Mlle de Montmorency-Boutteville, Angélique-Isabelle[2], annonça de bonne heure une beauté du premier ordre qu’elle conserva jusqu’à la fin. Sa cadette, Marie-Louise, lui cédait à peine en beauté, et seulement comme à son aînée, dit Lenet ; elle épousa le marquis de Valençay, et disparut, dix ans avant sa sœur, en 1684. Isabelle de Montmorency avait beaucoup d’esprit, et elle joignit à l’éclat de ses charmes d’abord une grande coquetterie, ensuite les plus honteux artifices. Elle débuta par un roman et finit par l’histoire la plus vulgaire.
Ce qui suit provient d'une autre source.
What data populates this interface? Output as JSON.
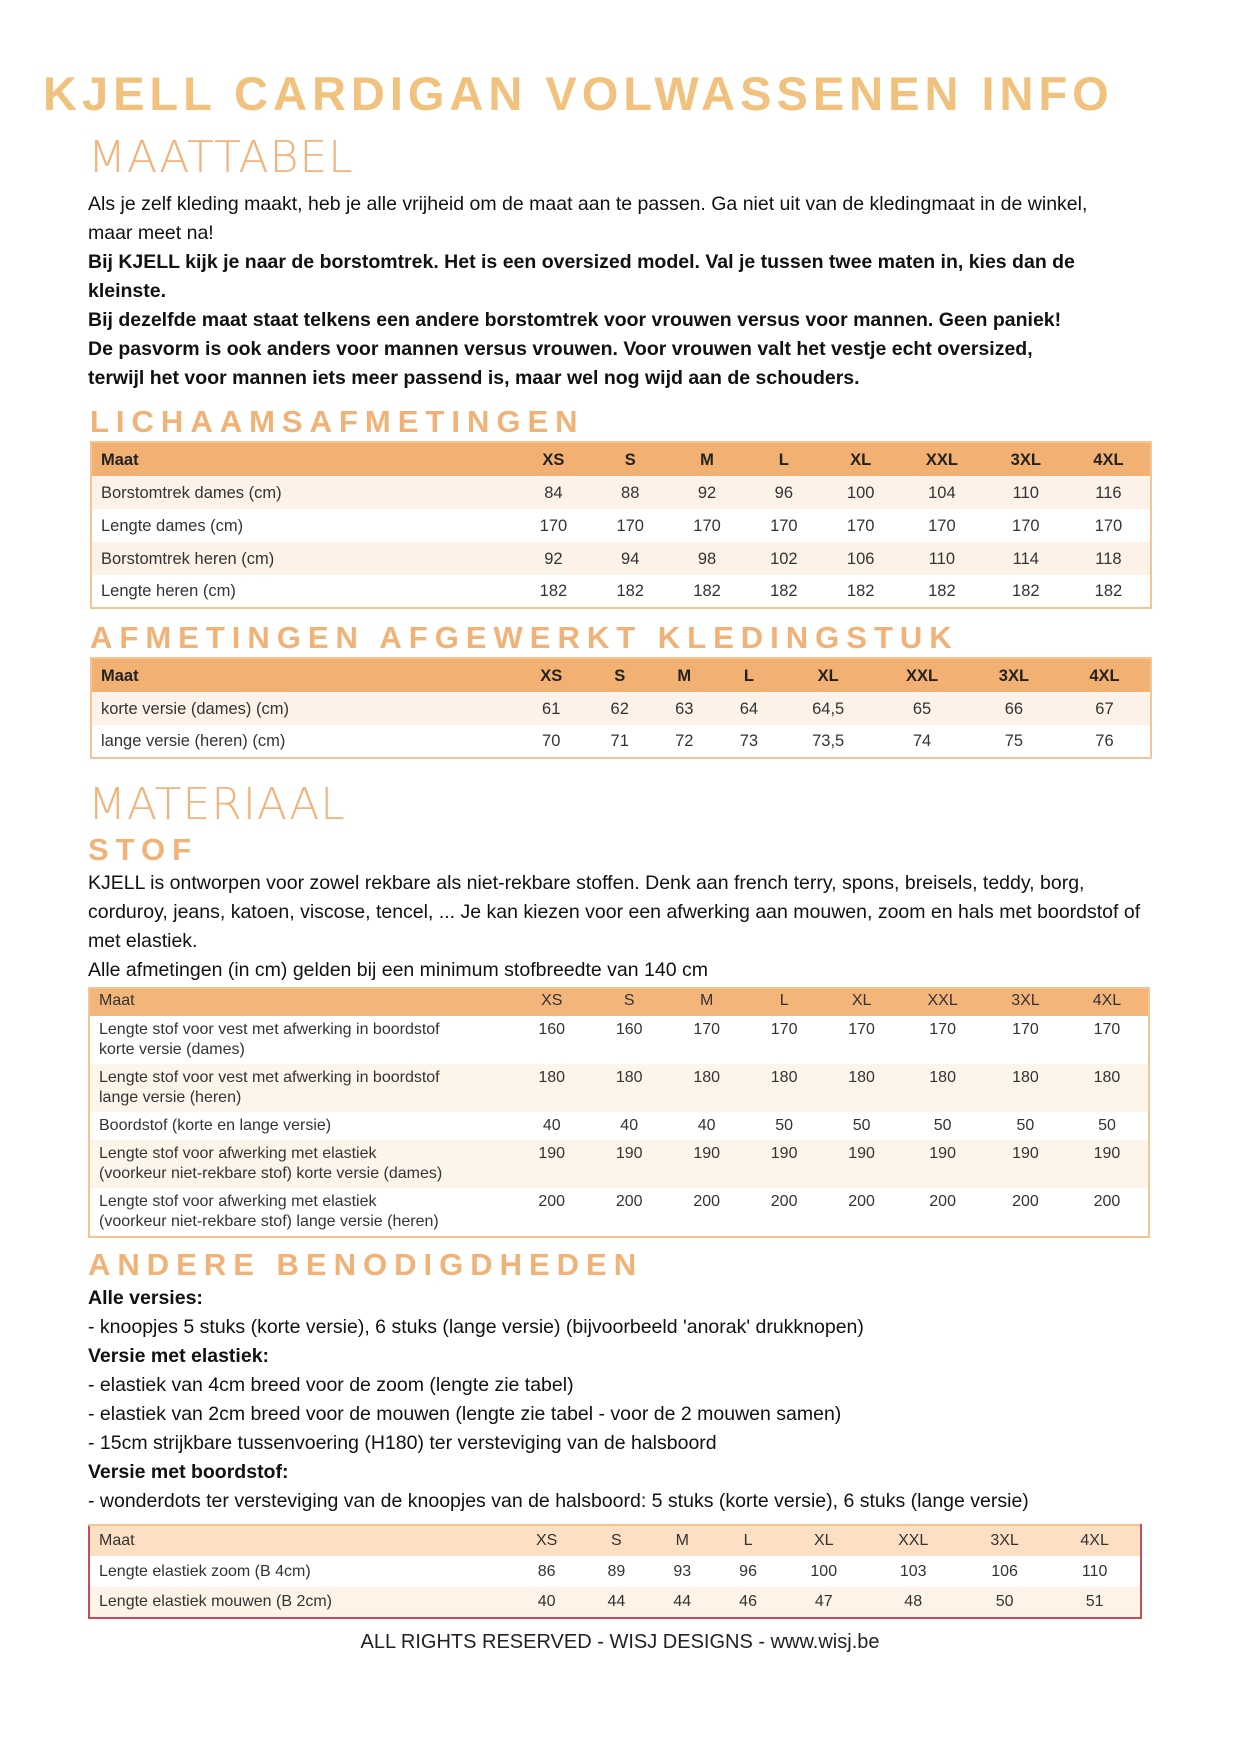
{
  "title": "KJELL CARDIGAN VOLWASSENEN INFO",
  "maattabel": {
    "heading": "MAATTABEL",
    "p1": "Als je zelf kleding maakt, heb je alle vrijheid om de maat aan te passen. Ga niet uit van de kledingmaat in de winkel, maar meet na!",
    "p2": "Bij KJELL kijk je naar de borstomtrek. Het is een oversized model. Val je tussen twee maten in, kies dan de kleinste.",
    "p3": "Bij dezelfde maat staat telkens een andere borstomtrek voor vrouwen versus voor mannen. Geen paniek! De pasvorm is ook anders voor mannen versus vrouwen. Voor vrouwen valt het vestje echt oversized, terwijl het voor mannen iets meer passend is, maar wel nog wijd aan de schouders."
  },
  "lichaam": {
    "heading": "LICHAAMSAFMETINGEN",
    "header": [
      "Maat",
      "XS",
      "S",
      "M",
      "L",
      "XL",
      "XXL",
      "3XL",
      "4XL"
    ],
    "rows": [
      [
        "Borstomtrek dames (cm)",
        "84",
        "88",
        "92",
        "96",
        "100",
        "104",
        "110",
        "116"
      ],
      [
        "Lengte dames (cm)",
        "170",
        "170",
        "170",
        "170",
        "170",
        "170",
        "170",
        "170"
      ],
      [
        "Borstomtrek heren (cm)",
        "92",
        "94",
        "98",
        "102",
        "106",
        "110",
        "114",
        "118"
      ],
      [
        "Lengte heren (cm)",
        "182",
        "182",
        "182",
        "182",
        "182",
        "182",
        "182",
        "182"
      ]
    ]
  },
  "afgewerkt": {
    "heading": "AFMETINGEN AFGEWERKT KLEDINGSTUK",
    "header": [
      "Maat",
      "XS",
      "S",
      "M",
      "L",
      "XL",
      "XXL",
      "3XL",
      "4XL"
    ],
    "rows": [
      [
        "korte versie (dames) (cm)",
        "61",
        "62",
        "63",
        "64",
        "64,5",
        "65",
        "66",
        "67"
      ],
      [
        "lange versie (heren) (cm)",
        "70",
        "71",
        "72",
        "73",
        "73,5",
        "74",
        "75",
        "76"
      ]
    ]
  },
  "materiaal": {
    "heading": "MATERIAAL",
    "stof_heading": "STOF",
    "p1": "KJELL is ontworpen voor zowel rekbare als niet-rekbare stoffen. Denk aan french terry, spons, breisels, teddy, borg, corduroy, jeans, katoen, viscose, tencel, ... Je kan kiezen voor een afwerking aan mouwen, zoom en hals met boordstof of met elastiek.",
    "p2": "Alle afmetingen (in cm) gelden bij een minimum stofbreedte van 140 cm",
    "header": [
      "Maat",
      "XS",
      "S",
      "M",
      "L",
      "XL",
      "XXL",
      "3XL",
      "4XL"
    ],
    "rows": [
      [
        [
          "Lengte stof voor vest met afwerking in boordstof",
          "korte versie (dames)"
        ],
        "160",
        "160",
        "170",
        "170",
        "170",
        "170",
        "170",
        "170"
      ],
      [
        [
          "Lengte stof voor vest met afwerking in boordstof",
          "lange versie (heren)"
        ],
        "180",
        "180",
        "180",
        "180",
        "180",
        "180",
        "180",
        "180"
      ],
      [
        [
          "Boordstof (korte en lange versie)",
          ""
        ],
        "40",
        "40",
        "40",
        "50",
        "50",
        "50",
        "50",
        "50"
      ],
      [
        [
          "Lengte stof voor afwerking met elastiek",
          "(voorkeur niet-rekbare stof) korte versie (dames)"
        ],
        "190",
        "190",
        "190",
        "190",
        "190",
        "190",
        "190",
        "190"
      ],
      [
        [
          "Lengte stof voor afwerking met elastiek",
          "(voorkeur niet-rekbare stof) lange versie (heren)"
        ],
        "200",
        "200",
        "200",
        "200",
        "200",
        "200",
        "200",
        "200"
      ]
    ]
  },
  "andere": {
    "heading": "ANDERE BENODIGDHEDEN",
    "lines": [
      {
        "text": "Alle versies:",
        "bold": true
      },
      {
        "text": "- knoopjes 5 stuks (korte versie), 6 stuks (lange versie) (bijvoorbeeld 'anorak' drukknopen)",
        "bold": false
      },
      {
        "text": "Versie met elastiek:",
        "bold": true
      },
      {
        "text": "- elastiek van 4cm breed voor de zoom (lengte zie tabel)",
        "bold": false
      },
      {
        "text": "- elastiek van 2cm breed voor de mouwen (lengte zie tabel - voor de 2 mouwen samen)",
        "bold": false
      },
      {
        "text": "- 15cm strijkbare tussenvoering (H180) ter versteviging van de halsboord",
        "bold": false
      },
      {
        "text": "Versie met boordstof:",
        "bold": true
      },
      {
        "text": "- wonderdots ter versteviging van de knoopjes van de halsboord: 5 stuks (korte versie), 6 stuks (lange versie)",
        "bold": false
      }
    ],
    "header": [
      "Maat",
      "XS",
      "S",
      "M",
      "L",
      "XL",
      "XXL",
      "3XL",
      "4XL"
    ],
    "rows": [
      [
        "Lengte elastiek zoom (B 4cm)",
        "86",
        "89",
        "93",
        "96",
        "100",
        "103",
        "106",
        "110"
      ],
      [
        "Lengte elastiek mouwen (B 2cm)",
        "40",
        "44",
        "44",
        "46",
        "47",
        "48",
        "50",
        "51"
      ]
    ]
  },
  "footer": "ALL RIGHTS RESERVED - WISJ DESIGNS - www.wisj.be",
  "colors": {
    "accent": "#f0b277",
    "table_header": "#f2b173",
    "row_alt": "#fdf2e8",
    "last_table_border": "#c94a5a"
  }
}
Protégée, ainsi que sa sœur et son frère, par Mme la Princesse, presque élevée avec Mlle de Bourbon et le duc d’Enghien, elle fit ou parut faire quelque impression sur celui-ci ; mais elle enflamma surtout le beau et brave Dandelot. Mme de Boutteville refusa de lui donner sa fille, parce qu’il était protestant et simple cadet, son frère aîné, Coligny, devant succéder à la fortune et au titre des Châtillon, mais, après la mort de Coligny, Dandelot, qui prit son nom, se sentant appuyé par le duc d’Enghien et par sa sœur, enleva Mlle de Boutteville, bien entendu avec son

  1. Tallemant, t. II, p. 243 : « Notre marquis, voyant que sa religion est un obstacle à ses desseins, en changea. Il dit qu’on se peut sauver dans l’une et dans l’autre ; mais il le fit d’une façon qui sentait bien l’intérêt. »
  2. Tout le monde l’appelle Élisabeth, mais elle ne signe jamais Élisabeth, presque toujours Isabelle. Voyez plusieurs de ses lettres autographes parmi les papiers de Lenet à la Bibliothèque nationale.